A Jesús de Nazaret, Dios lo ha acreditado “con milagros, prodigios y señales”. (…)
El Hijo del hombre con su enseñanza daba a conocer que era verdadero Dios-Hijo, que era con el Padre “una sola cosa” (cf. Jn 10, 30). Su palabra estaba acompañada por “milagros, prodigios y señales”. Estos hechos acompañaban a las palabras no sólo siguiéndolas para confirmar su autenticidad, sino que muchas veces las precedían, tal como nos dan a entender los Hechos de los Apóstoles cuando hablan de “todo lo que Jesús hizo y enseñó desde el principio” (Act 1, 1).
Eran esas mismas obras, y particularmente “los prodigios y señales”, los que testificaban que “el reino de Dios estaba cercano” (cf. Mc 1, 15), es decir, que había entrado con Jesús en la historia terrena del hombre y empujaba para entrar en cada espíritu humano. Al mismo tiempo testificaban que Aquél que las realizaba era verdaderamente el Hijo de Dios. (…)

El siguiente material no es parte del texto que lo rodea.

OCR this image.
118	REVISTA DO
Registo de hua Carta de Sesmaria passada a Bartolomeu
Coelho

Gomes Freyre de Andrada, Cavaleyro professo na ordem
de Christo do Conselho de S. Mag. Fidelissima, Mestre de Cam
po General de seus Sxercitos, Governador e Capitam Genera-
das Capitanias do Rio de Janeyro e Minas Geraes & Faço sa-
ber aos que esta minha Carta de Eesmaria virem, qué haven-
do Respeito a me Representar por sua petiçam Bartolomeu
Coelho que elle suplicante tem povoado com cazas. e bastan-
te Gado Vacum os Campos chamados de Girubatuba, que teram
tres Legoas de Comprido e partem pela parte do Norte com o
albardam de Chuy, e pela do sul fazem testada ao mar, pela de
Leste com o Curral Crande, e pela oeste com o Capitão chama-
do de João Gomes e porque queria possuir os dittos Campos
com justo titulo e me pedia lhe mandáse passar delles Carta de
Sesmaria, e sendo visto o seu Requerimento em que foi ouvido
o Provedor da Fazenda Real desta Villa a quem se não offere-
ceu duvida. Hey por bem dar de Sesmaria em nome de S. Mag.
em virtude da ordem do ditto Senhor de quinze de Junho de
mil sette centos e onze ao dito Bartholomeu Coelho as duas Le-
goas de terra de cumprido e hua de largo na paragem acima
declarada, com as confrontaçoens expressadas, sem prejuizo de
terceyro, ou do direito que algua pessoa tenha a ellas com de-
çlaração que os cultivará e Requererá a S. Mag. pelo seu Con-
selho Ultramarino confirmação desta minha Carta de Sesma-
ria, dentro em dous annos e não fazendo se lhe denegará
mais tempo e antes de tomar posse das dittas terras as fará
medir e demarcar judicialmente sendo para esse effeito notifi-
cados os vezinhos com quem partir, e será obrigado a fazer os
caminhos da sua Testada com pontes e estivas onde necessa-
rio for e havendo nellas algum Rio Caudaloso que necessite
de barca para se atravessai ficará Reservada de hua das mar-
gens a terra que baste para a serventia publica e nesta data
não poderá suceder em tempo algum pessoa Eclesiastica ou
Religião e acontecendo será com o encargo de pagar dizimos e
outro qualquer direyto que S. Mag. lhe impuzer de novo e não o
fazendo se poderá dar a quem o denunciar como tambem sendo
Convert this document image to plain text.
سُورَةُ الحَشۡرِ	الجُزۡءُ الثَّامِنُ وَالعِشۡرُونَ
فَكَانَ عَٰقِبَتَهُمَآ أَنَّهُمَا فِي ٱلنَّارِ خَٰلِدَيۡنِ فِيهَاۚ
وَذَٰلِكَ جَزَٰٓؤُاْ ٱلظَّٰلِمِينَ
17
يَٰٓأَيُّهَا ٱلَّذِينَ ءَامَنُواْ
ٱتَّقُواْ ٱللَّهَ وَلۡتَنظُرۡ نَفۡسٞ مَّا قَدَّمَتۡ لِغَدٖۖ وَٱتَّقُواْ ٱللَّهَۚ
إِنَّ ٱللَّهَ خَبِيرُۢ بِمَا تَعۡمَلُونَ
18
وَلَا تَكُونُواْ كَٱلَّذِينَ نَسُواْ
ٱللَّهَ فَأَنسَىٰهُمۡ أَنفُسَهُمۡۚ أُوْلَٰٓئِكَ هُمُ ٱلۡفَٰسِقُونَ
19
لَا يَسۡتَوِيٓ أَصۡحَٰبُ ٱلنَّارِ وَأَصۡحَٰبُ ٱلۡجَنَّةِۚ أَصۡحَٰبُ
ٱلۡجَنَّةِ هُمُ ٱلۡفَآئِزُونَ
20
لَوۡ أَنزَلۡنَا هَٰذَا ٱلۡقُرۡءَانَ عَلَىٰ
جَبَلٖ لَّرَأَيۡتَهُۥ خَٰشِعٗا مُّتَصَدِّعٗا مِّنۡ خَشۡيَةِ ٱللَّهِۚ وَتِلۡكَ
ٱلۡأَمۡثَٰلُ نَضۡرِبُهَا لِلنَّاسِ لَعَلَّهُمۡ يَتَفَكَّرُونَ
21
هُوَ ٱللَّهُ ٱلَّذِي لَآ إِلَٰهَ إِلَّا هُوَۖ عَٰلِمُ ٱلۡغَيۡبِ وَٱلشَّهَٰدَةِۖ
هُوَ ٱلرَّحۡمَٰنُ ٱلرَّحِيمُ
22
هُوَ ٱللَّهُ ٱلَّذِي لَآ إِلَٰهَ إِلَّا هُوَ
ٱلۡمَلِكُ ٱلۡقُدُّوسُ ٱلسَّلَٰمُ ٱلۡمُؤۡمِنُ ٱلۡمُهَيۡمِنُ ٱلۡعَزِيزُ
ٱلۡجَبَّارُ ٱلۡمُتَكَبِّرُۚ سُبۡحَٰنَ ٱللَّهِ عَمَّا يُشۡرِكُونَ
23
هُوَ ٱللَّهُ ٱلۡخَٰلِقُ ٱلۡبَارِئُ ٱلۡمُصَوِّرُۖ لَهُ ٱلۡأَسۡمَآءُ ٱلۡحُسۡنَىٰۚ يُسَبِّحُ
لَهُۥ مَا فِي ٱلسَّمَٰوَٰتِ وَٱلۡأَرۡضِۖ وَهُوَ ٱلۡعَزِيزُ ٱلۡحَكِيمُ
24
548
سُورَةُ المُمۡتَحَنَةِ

Estos hechos no sólo son atestiguados y narrados por los Apóstoles y por los discípulos de Jesús, sino que también son confirmados en muchos casos por sus adversarios. Es muy significativo que estos últimos no negaran los milagros realizados por Jesús, sino que más bien pretendieran atribuirlos al poder del “demonio”.
En efecto, decían: “Está poseído de Beelcebul, y por virtud del príncipe de los demonios echa a los demonios” (Mc 3, 22; cf. también Mt 8, 32; 12, 24; Lc 11, 14-15). Y es conocida la respuesta de Jesús a esta objeción, demostrando su íntima contradicción: “Si, pues, Satanás se levanta contra sí mismo y se divide, no puede sostenerse, sino que ha llegado a su fin” (Mc 3, 26).
Pero lo que en este momento cuenta más para nosotros es el hecho de que tampoco los adversarios de Jesús pueden negar sus “milagros, prodigios y signos” como realidad, como “hechos” que verdaderamente han sucedido. (…)
Por lo demás, cuando el Apóstol Pedro, el día de Pentecostés, da testimonio de toda la misión de Jesús de Nazaret, acreditada por Dios por medio de “milagros, prodigios y señales”, no puede más que recordar que el mismo Jesús fue crucificado y resucitado (Act 2, 22-24). Así indica el acontecimiento pascual en el que se ofreció el signo más completo de la acción salvadora y redentora de Dios en la historia de la humanidad.
Podríamos decir que en este signo se contiene el “anti-milagro” de la muerte en cruz y el “milagro” de la resurrección -milagro de milagros- que se funden en un solo misterio, para que el hombre pueda leer hasta el fondo la autorrevelación de Dios en Jesucristo y, adhiriéndose con la fe, entrar en el camino de la salvación.